The mid-level state appellate court ruled in a lawsuit brought by the California School Boards Association, the San Diego Unified School District, the San Jose Unified School District, and others. The plaintiffs say they are owed more than $900 million over a several-year period for costs associated with state-mandated programs such as AIDS education, pupil health screening, criminal background checks, and teacher incentives.
“Currently our state is experiencing an extreme budget crisis with a budget deficit estimated to be more than $20 billion,” the appellate court said in its Feb. 9 opinion in California School Boards Association v. State of California. “Any money a court would direct to the school districts would reduce funds available for other obligations and implicate funding priorities and policy-making decisions. These decisions are for the legislature.”
Because a state commission identified a number of education programs as mandates, and the California Constitution requires that such mandates be funded, state lawmakers have sought since 2002 to appropriate as little as $1,000 statewide for each program. The state claims it is deferring full payment of the costs until some later date, a practice identified in court papers as the “Education Credit Card.”
The court rejected the state’s arguments that such partial payments mean the mandates don’t qualify as “unfunded.”

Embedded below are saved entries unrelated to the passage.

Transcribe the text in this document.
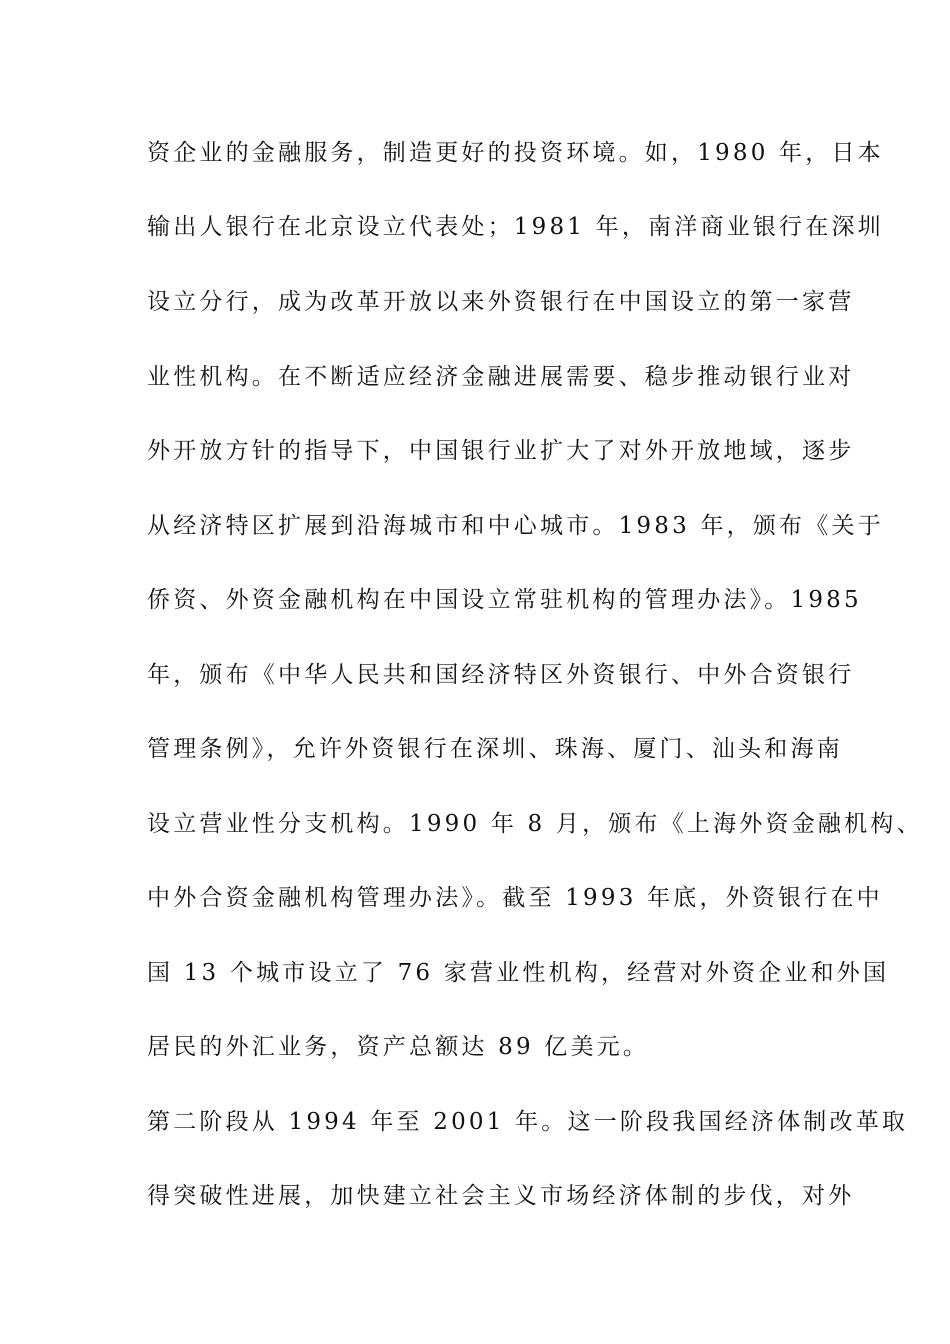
资企业的金融服务，制造更好的投资环境。如，1980 年，日本
输出人银行在北京设立代表处；1981 年，南洋商业银行在深圳
设立分行，成为改革开放以来外资银行在中国设立的第一家营
业性机构。在不断适应经济金融进展需要、稳步推动银行业对
外开放方针的指导下，中国银行业扩大了对外开放地域，逐步
从经济特区扩展到沿海城市和中心城市。1983 年，颁布《关于
侨资、外资金融机构在中国设立常驻机构的管理办法》。1985
年，颁布《中华人民共和国经济特区外资银行、中外合资银行
管理条例》，允许外资银行在深圳、珠海、厦门、汕头和海南
设立营业性分支机构。1990 年 8 月，颁布《上海外资金融机构、
中外合资金融机构管理办法》。截至 1993 年底，外资银行在中
国 13 个城市设立了 76 家营业性机构，经营对外资企业和外国
居民的外汇业务，资产总额达 89 亿美元。
第二阶段从 1994 年至 2001 年。这一阶段我国经济体制改革取
得突破性进展，加快建立社会主义市场经济体制的步伐，对外
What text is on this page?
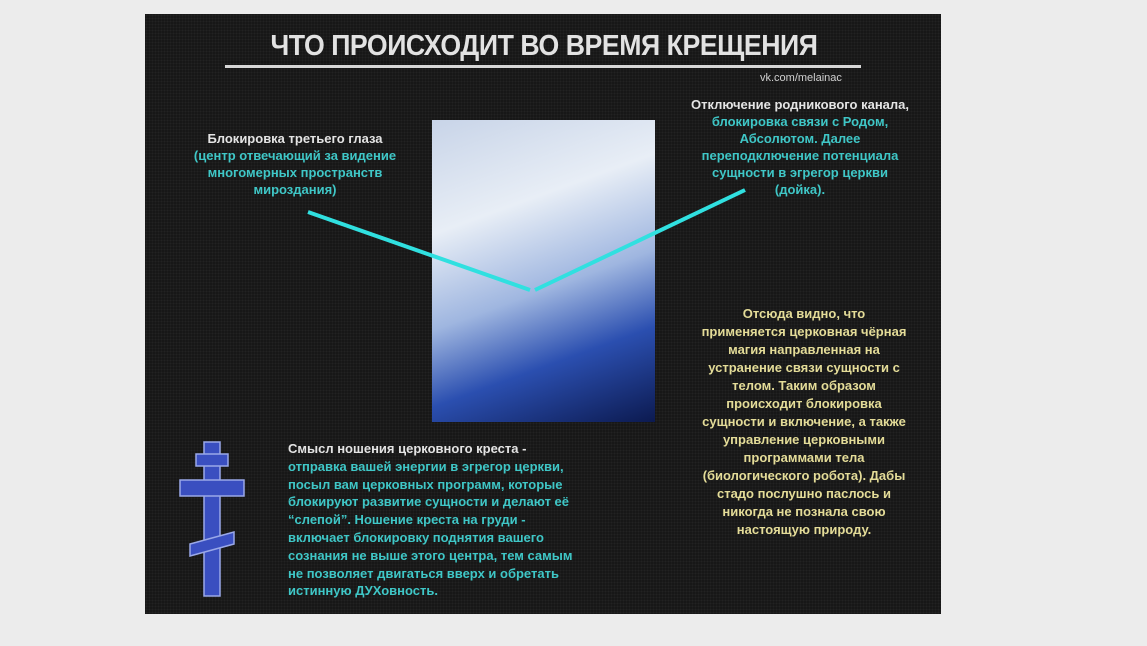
ЧТО ПРОИСХОДИТ ВО ВРЕМЯ КРЕЩЕНИЯ
vk.com/melainac
Блокировка третьего глаза
(центр отвечающий за видение
многомерных пространств
мироздания)
Отключение родникового канала,
блокировка связи с Родом,
Абсолютом. Далее
переподключение потенциала
сущности в эгрегор церкви
(дойка).
Отсюда видно, что
применяется церковная чёрная
магия направленная на
устранение связи сущности с
телом. Таким образом
происходит блокировка
сущности и включение, а также
управление церковными
программами тела
(биологического робота). Дабы
стадо послушно паслось и
никогда не познала свою
настоящую природу.
Смысл ношения церковного креста -
отправка вашей энергии в эгрегор церкви,
посыл вам церковных программ, которые
блокируют развитие сущности и делают её
“слепой”. Ношение креста на груди -
включает блокировку поднятия вашего
сознания не выше этого центра, тем самым
не позволяет двигаться вверх и обретать
истинную ДУХовность.
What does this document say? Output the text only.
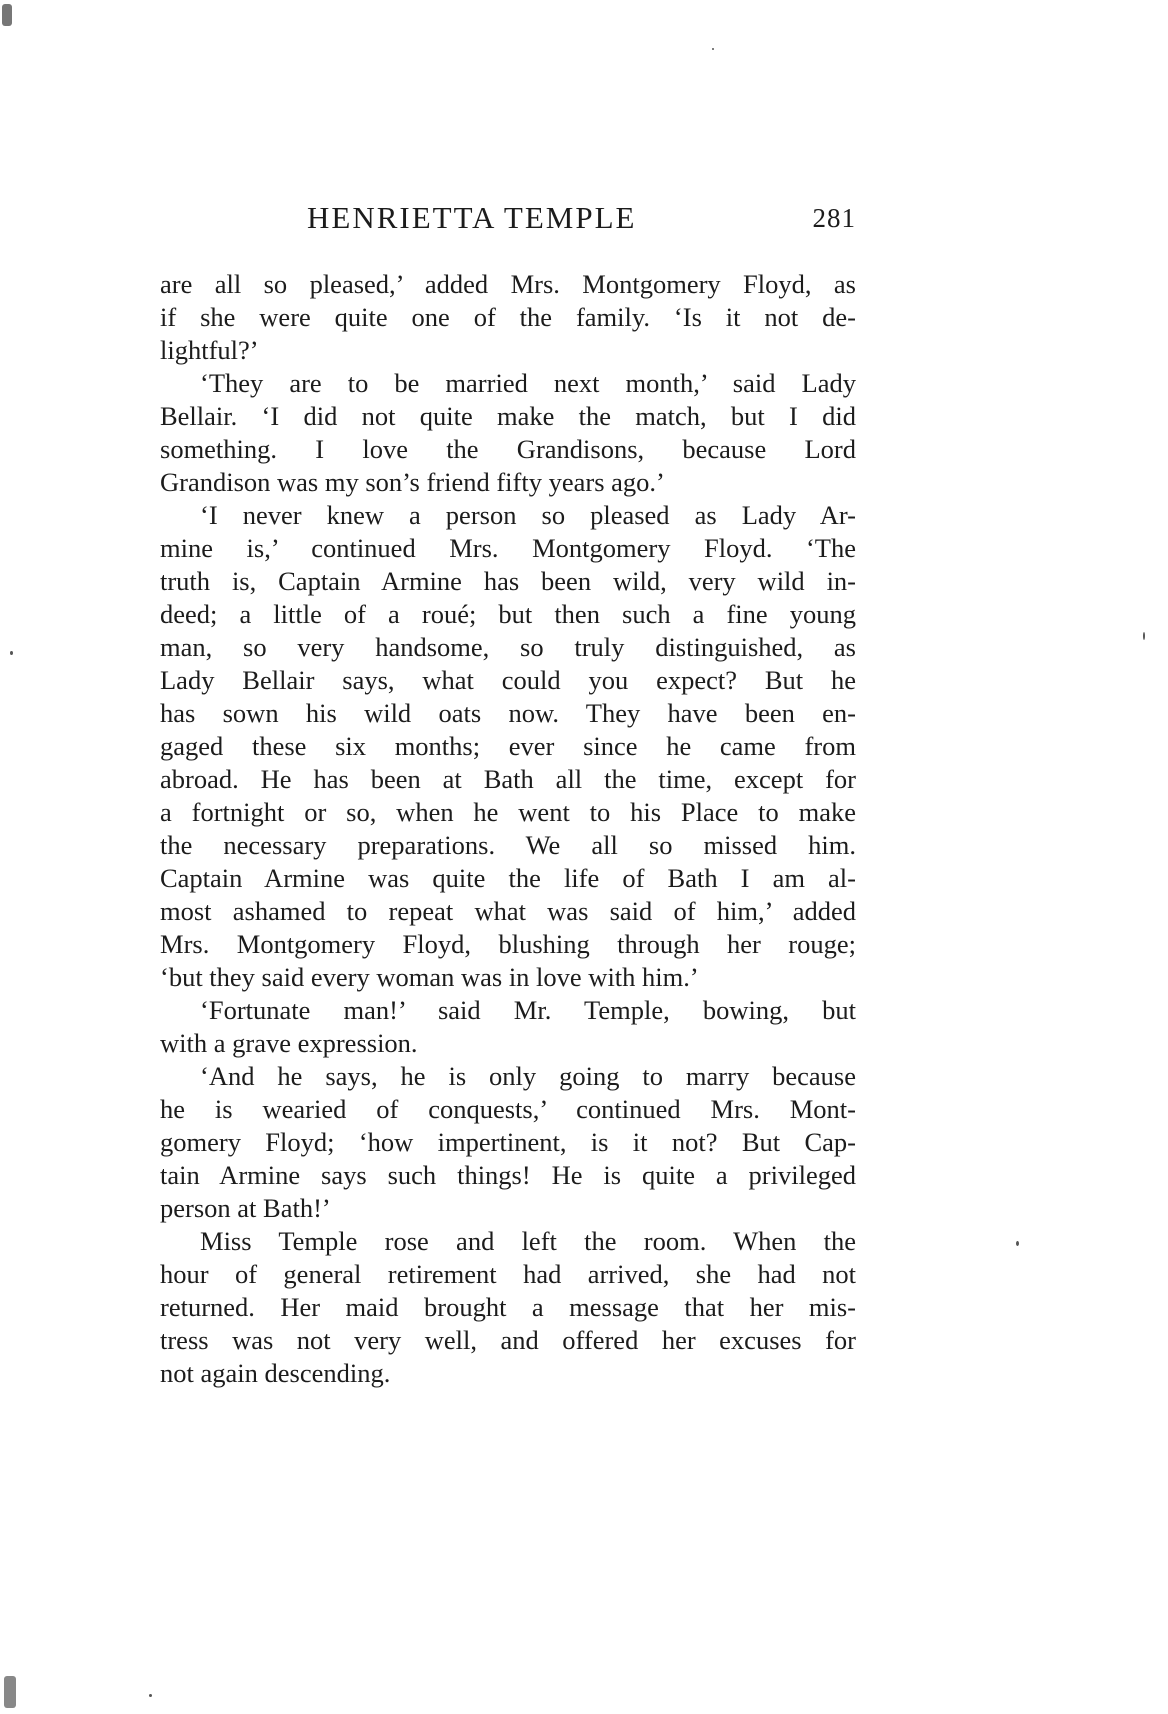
HENRIETTA TEMPLE	281
are all so pleased,’ added Mrs. Montgomery Floyd, as
if she were quite one of the family. ‘Is it not de-
lightful?’
‘They are to be married next month,’ said Lady
Bellair. ‘I did not quite make the match, but I did
something. I love the Grandisons, because Lord
Grandison was my son’s friend fifty years ago.’
‘I never knew a person so pleased as Lady Ar-
mine is,’ continued Mrs. Montgomery Floyd. ‘The
truth is, Captain Armine has been wild, very wild in-
deed; a little of a roué; but then such a fine young
man, so very handsome, so truly distinguished, as
Lady Bellair says, what could you expect? But he
has sown his wild oats now. They have been en-
gaged these six months; ever since he came from
abroad. He has been at Bath all the time, except for
a fortnight or so, when he went to his Place to make
the necessary preparations. We all so missed him.
Captain Armine was quite the life of Bath I am al-
most ashamed to repeat what was said of him,’ added
Mrs. Montgomery Floyd, blushing through her rouge;
‘but they said every woman was in love with him.’
‘Fortunate man!’ said Mr. Temple, bowing, but
with a grave expression.
‘And he says, he is only going to marry because
he is wearied of conquests,’ continued Mrs. Mont-
gomery Floyd; ‘how impertinent, is it not? But Cap-
tain Armine says such things! He is quite a privileged
person at Bath!’
Miss Temple rose and left the room. When the
hour of general retirement had arrived, she had not
returned. Her maid brought a message that her mis-
tress was not very well, and offered her excuses for
not again descending.
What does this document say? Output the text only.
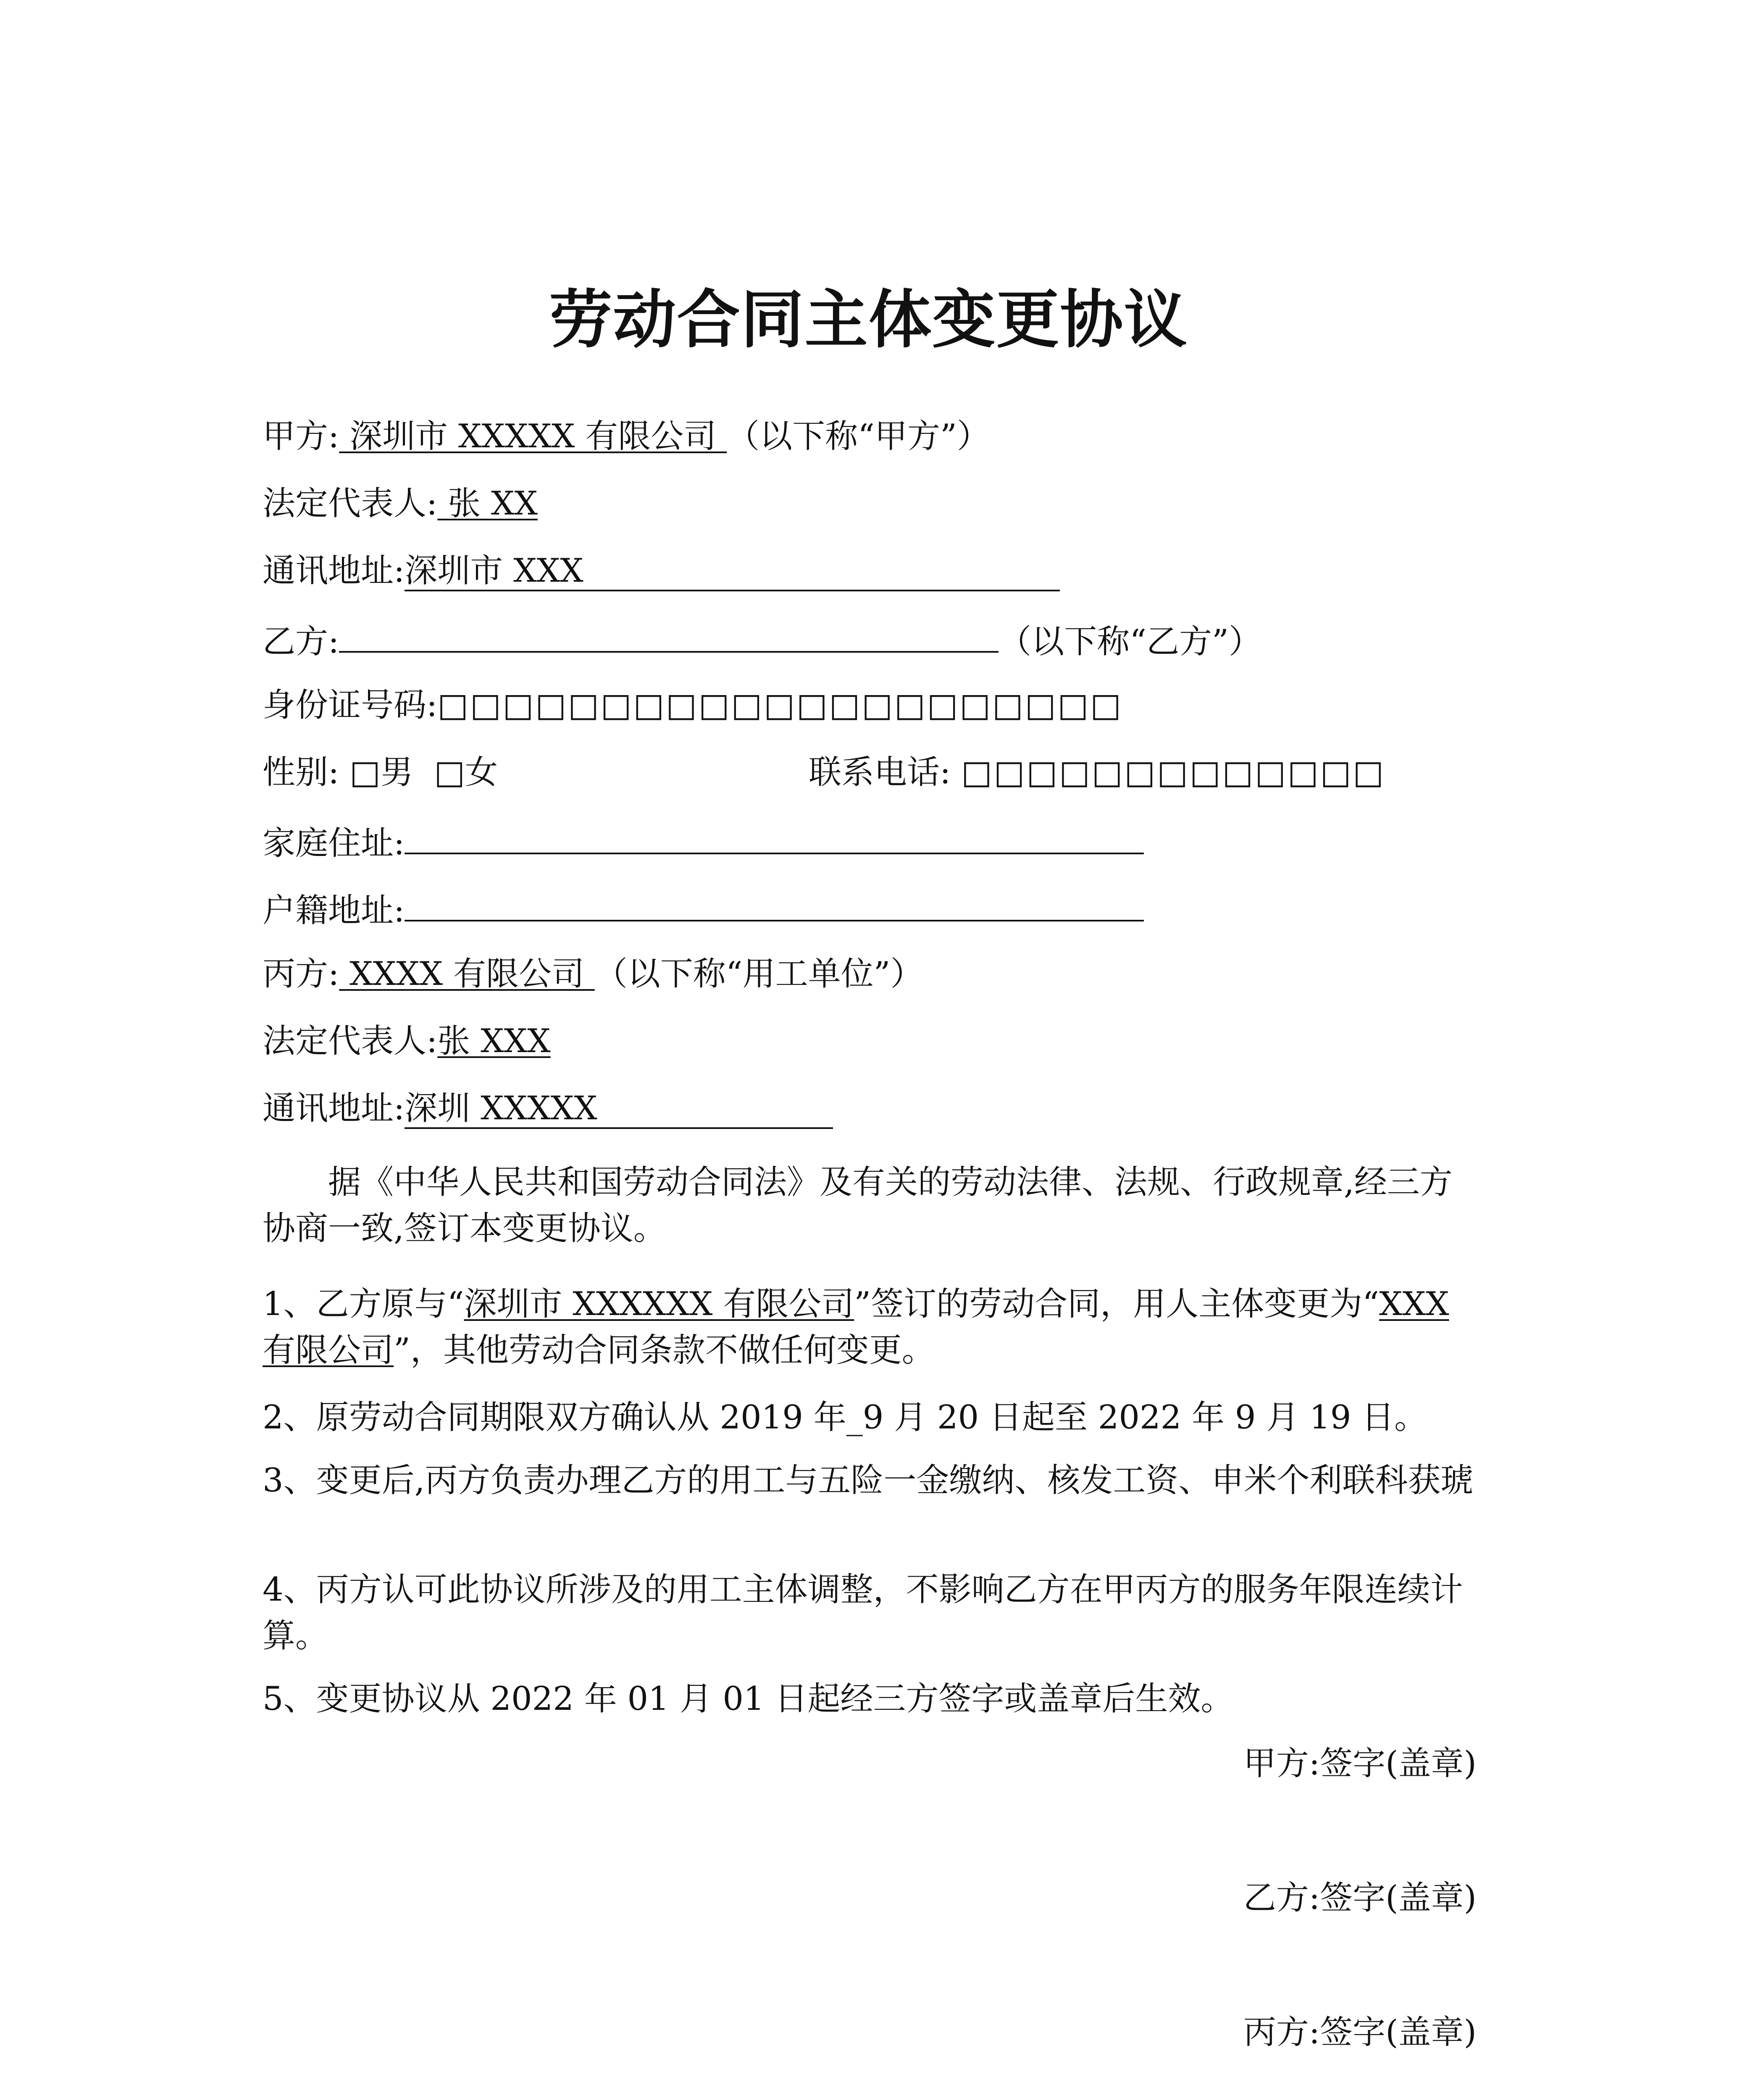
劳动合同主体变更协议
甲方: 深圳市 XXXXX 有限公司 （以下称“甲方”）
法定代表人: 张 XX
通讯地址:深圳市 XXX
乙方:	（以下称“乙方”）
身份证号码:□□□□□□□□□□□□□□□□□□□□□
性别: □男 □女	联系电话: □□□□□□□□□□□□□
家庭住址:
户籍地址:
丙方: XXXX 有限公司 （以下称“用工单位”）
法定代表人:张 XXX
通讯地址:深圳 XXXXX
据《中华人民共和国劳动合同法》及有关的劳动法律、法规、行政规章,经三方协商一致,签订本变更协议。
1、乙方原与“深圳市 XXXXXX 有限公司”签订的劳动合同，用人主体变更为“XXX 有限公司”，其他劳动合同条款不做任何变更。
2、原劳动合同期限双方确认从 2019 年_9 月 20 日起至 2022 年 9 月 19 日。
3、变更后,丙方负责办理乙方的用工与五险一金缴纳、核发工资、申米个利联科获琥
4、丙方认可此协议所涉及的用工主体调整，不影响乙方在甲丙方的服务年限连续计算。
5、变更协议从 2022 年 01 月 01 日起经三方签字或盖章后生效。
甲方:签字(盖章)
乙方:签字(盖章)
丙方:签字(盖章)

“By attempting to pay for the new programs with a ‘credit card’ with no fixed date for full payment, the State is shifting the actual costs of these mandates to the local school districts,” the court said.
Also, the court ruled that school districts can seek relief from the unfunded mandates in separate judicial proceedings and receive a declaration that they need not fulfill the mandate for one year at a time.
But on the big-ticket item sought by the school districts, reimbursement of more than $900 million from the state, the appellate court said no.
“An order requiring the State to pay its claimed $900 million mandate debt from existing funds would improperly elevate the judiciary above its coequal brethren, upset the delicate system of checks and balances, and stand the separation of powers clause on its head,” the court said.